The dimension of the array work. If n = 0, lwork >= 1, else lwork >= (n+nb+1)*(nb+3). If lwork = -1, then a workspace query is assumed.

out

info

• = 0: successful exit

• < 0: if info = -i, the i-th argument had an illegal value

• > 0: if info = i, D(i,i) = 0; the matrix is singular.

zsytri2

Functions

void zsytri2(
    const char*          uplo,
    const INT            n,
          c128* restrict A,
    const INT            lda,
    const INT*  restrict ipiv,
          c128* restrict work,
    const INT            lwork,
          INT*           info
);

void zsytri2(const char *uplo, const INT n, c128 *restrict A, const INT lda, const INT *restrict ipiv, c128 *restrict work, const INT lwork, INT *info)

ZSYTRI2 computes the inverse of a COMPLEX*16 symmetric indefinite matrix A using the factorization A = U*D*U**T or A = L*D*L**T computed by ZSYTRF.

ZSYTRI2 sets the LEADING DIMENSION of the workspace before calling ZSYTRI2X that actually computes the inverse.

Parameters

in

uplo

Specifies whether the details of the factorization are stored as an upper or lower triangular matrix. = ‘U’: Upper triangular, form is A = U*D*U**T; = ‘L’: Lower triangular, form is A = L*D*L**T.

in

n

The order of the matrix A. n >= 0.

inout

A

Double complex array, dimension (lda, n). On entry, the block diagonal matrix D and the multipliers used to obtain the factor U or L as computed by ZSYTRF. On exit, if info = 0, the (symmetric) inverse of the original matrix.

in

lda

The leading dimension of the array A. lda >= max(1,n).

in

ipiv

Integer array, dimension (n).
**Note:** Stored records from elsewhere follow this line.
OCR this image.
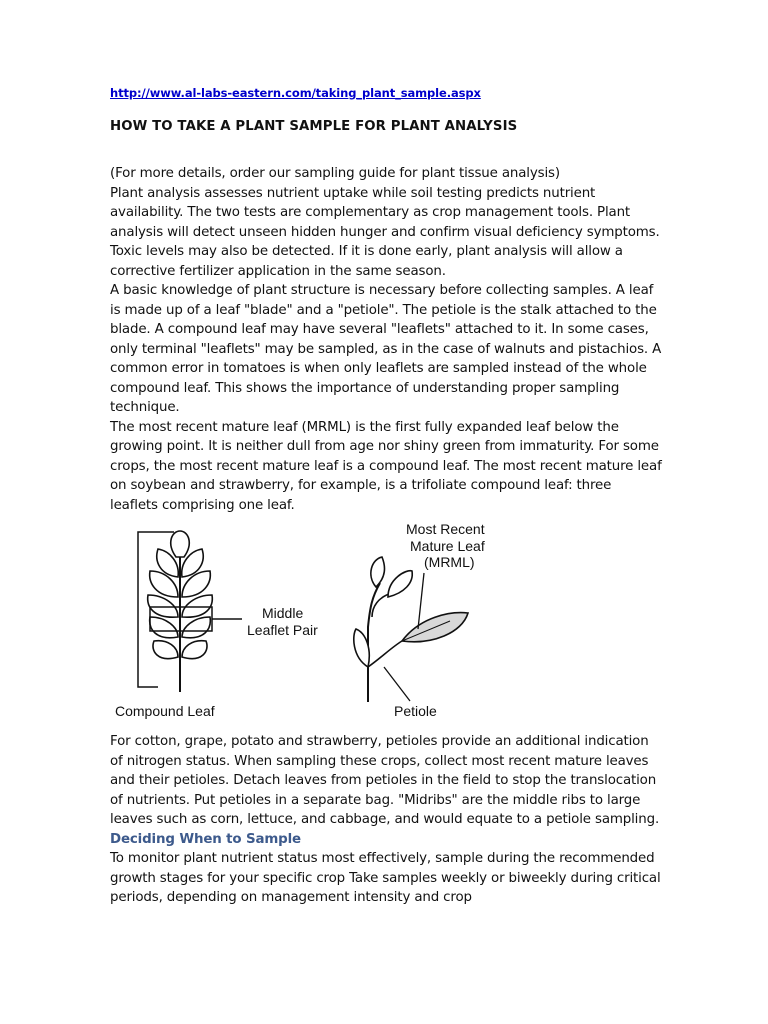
http://www.al-labs-eastern.com/taking_plant_sample.aspx
HOW TO TAKE A PLANT SAMPLE FOR PLANT ANALYSIS

(For more details, order our sampling guide for plant tissue analysis)

Plant analysis assesses nutrient uptake while soil testing predicts nutrient availability. The two tests are complementary as crop management tools. Plant analysis will detect unseen hidden hunger and confirm visual deficiency symptoms. Toxic levels may also be detected. If it is done early, plant analysis will allow a corrective fertilizer application in the same season.

A basic knowledge of plant structure is necessary before collecting samples. A leaf is made up of a leaf "blade" and a "petiole". The petiole is the stalk attached to the blade. A compound leaf may have several "leaflets" attached to it. In some cases, only terminal "leaflets" may be sampled, as in the case of walnuts and pistachios. A common error in tomatoes is when only leaflets are sampled instead of the whole compound leaf. This shows the importance of understanding proper sampling technique.

The most recent mature leaf (MRML) is the first fully expanded leaf below the growing point. It is neither dull from age nor shiny green from immaturity. For some crops, the most recent mature leaf is a compound leaf. The most recent mature leaf on soybean and strawberry, for example, is a trifoliate compound leaf: three leaflets comprising one leaf.

Middle
Leaflet Pair
Compound Leaf
Most Recent
Mature Leaf
(MRML)
Petiole

For cotton, grape, potato and strawberry, petioles provide an additional indication of nitrogen status. When sampling these crops, collect most recent mature leaves and their petioles. Detach leaves from petioles in the field to stop the translocation of nutrients. Put petioles in a separate bag. "Midribs" are the middle ribs to large leaves such as corn, lettuce, and cabbage, and would equate to a petiole sampling.

Deciding When to Sample

To monitor plant nutrient status most effectively, sample during the recommended growth stages for your specific crop Take samples weekly or biweekly during critical periods, depending on management intensity and crop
Details of the interchanges and the block structure of D as determined by ZSYTRF.

out

work

Double complex array, dimension (max(1, lwork)).

in

lwork

The dimension of the array work. If n = 0, lwork >= 1, else lwork >= (n+nb+1)*(nb+3). If lwork = -1, then a workspace query is assumed.

out

info

• = 0: successful exit

• < 0: if info = -i, the i-th argument had an illegal value

• > 0: if info = i, D(i,i) = 0; the matrix is singular.